This thesis by Brandon Clifford posits that our conventional understanding of domesticity is in direct relation to a cultural assumption about property ownership – permanence, prosperity, growth – and, in turn, claims that this relationship is currently in a state of crisis (we move now more than ever and foreclosure rates are through the roof).  This assumption of permanence has served as the foundation for a variety of disciplines – architecture, urban planning, real-estate, the building industry – but our increasing condition of impermanence forces us to reexamine how these disciplines respond.  This project proposes a method of making that operates in direct correspondence with the ebb and flow of property fluctuations, and is demonstrated through multiple scales of architectural design.

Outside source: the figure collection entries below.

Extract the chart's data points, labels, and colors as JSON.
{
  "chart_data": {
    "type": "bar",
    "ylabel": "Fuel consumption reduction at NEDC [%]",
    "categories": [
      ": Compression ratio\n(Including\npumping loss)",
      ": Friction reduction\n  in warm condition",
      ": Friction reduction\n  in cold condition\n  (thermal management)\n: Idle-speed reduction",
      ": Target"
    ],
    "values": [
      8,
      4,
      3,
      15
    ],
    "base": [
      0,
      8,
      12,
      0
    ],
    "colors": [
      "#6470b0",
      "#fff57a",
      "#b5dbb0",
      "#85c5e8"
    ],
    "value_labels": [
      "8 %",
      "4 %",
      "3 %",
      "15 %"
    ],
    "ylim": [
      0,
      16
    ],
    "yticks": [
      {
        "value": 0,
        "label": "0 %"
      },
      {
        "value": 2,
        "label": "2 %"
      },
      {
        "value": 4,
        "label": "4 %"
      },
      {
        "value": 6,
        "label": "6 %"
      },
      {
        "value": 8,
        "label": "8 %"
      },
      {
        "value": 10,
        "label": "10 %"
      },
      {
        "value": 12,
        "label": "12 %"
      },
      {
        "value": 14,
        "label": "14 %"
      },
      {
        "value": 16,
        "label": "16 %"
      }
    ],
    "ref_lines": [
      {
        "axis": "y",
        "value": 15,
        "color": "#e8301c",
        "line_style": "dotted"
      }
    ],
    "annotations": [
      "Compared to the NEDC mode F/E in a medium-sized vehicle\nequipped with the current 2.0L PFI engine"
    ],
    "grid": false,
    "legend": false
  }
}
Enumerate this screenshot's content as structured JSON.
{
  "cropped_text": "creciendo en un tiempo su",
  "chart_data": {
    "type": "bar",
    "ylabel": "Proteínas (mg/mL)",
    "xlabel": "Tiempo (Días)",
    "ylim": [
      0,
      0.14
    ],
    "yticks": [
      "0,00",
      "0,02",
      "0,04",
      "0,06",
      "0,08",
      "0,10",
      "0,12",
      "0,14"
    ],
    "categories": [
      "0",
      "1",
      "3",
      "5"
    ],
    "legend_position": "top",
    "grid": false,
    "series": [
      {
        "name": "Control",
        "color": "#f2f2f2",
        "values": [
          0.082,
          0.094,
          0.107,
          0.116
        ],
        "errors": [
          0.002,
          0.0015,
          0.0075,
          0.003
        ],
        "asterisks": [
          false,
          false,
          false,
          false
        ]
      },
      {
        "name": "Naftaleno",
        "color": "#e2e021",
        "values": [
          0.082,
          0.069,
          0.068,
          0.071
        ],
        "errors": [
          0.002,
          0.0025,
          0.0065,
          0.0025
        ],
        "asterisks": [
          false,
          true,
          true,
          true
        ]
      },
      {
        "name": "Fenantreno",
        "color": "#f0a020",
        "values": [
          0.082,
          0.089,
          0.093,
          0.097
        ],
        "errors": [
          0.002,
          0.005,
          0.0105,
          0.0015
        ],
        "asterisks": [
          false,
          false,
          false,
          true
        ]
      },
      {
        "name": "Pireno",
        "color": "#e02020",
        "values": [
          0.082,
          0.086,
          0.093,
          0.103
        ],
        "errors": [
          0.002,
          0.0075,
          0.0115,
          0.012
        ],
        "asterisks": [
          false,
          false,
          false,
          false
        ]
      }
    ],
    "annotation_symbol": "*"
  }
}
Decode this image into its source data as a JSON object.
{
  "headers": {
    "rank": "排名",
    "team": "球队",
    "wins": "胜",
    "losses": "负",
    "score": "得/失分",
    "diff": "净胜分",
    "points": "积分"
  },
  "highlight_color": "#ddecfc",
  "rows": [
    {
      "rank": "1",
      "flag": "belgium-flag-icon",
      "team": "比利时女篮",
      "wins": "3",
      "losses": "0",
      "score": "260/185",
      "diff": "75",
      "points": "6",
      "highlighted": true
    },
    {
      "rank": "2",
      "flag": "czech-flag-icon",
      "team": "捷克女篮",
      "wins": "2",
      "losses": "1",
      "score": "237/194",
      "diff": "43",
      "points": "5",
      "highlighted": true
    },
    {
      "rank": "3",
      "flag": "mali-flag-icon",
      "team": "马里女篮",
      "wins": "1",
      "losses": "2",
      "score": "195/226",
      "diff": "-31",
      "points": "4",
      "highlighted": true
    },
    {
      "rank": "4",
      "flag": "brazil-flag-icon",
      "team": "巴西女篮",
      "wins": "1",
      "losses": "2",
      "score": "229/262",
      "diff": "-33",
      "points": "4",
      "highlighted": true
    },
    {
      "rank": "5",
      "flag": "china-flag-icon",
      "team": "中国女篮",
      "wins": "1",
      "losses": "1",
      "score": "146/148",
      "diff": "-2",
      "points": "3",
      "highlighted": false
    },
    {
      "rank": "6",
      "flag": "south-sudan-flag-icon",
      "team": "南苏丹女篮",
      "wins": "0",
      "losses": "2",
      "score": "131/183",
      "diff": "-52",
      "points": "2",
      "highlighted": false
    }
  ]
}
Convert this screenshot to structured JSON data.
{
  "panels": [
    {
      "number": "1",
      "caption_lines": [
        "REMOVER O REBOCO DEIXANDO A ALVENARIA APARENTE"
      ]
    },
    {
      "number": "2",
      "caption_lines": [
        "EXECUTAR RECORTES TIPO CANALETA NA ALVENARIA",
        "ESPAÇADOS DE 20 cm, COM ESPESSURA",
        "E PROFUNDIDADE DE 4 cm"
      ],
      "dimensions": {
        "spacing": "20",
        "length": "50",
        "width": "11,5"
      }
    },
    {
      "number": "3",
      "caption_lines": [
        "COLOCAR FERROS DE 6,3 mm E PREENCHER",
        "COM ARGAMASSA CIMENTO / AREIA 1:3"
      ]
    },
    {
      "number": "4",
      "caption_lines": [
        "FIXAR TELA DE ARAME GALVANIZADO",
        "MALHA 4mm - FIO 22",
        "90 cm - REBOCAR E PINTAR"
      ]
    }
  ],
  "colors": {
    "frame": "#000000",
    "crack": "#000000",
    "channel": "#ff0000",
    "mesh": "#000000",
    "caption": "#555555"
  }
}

The specific method of making is a customizable cnc hot-wire cut EPS foam block unit of construction that is rapidly post-tensioned to a pre-cast concrete foundation.  This foundation serves as the hub to sync the architecture to infrastructure services.  It houses all the irreducible elements of the architecture – water, electricity, structure.  The remaining foam enclosure is impermanent and responsive.  It is ever changing.  In shrinking cities, where vacancy is plenty and motivation to move in is little, this proposal provides an extremely inexpensive and rapid method of making that can accommodate events, or local rentals, or seasonal visitors.  By removing the burden of permanence, which architecture and these other disciplines have operated with, temporal tenancy hopes to accommodate alternative methods of architecture and occupation that have previously been subsumed under this reign of permanence.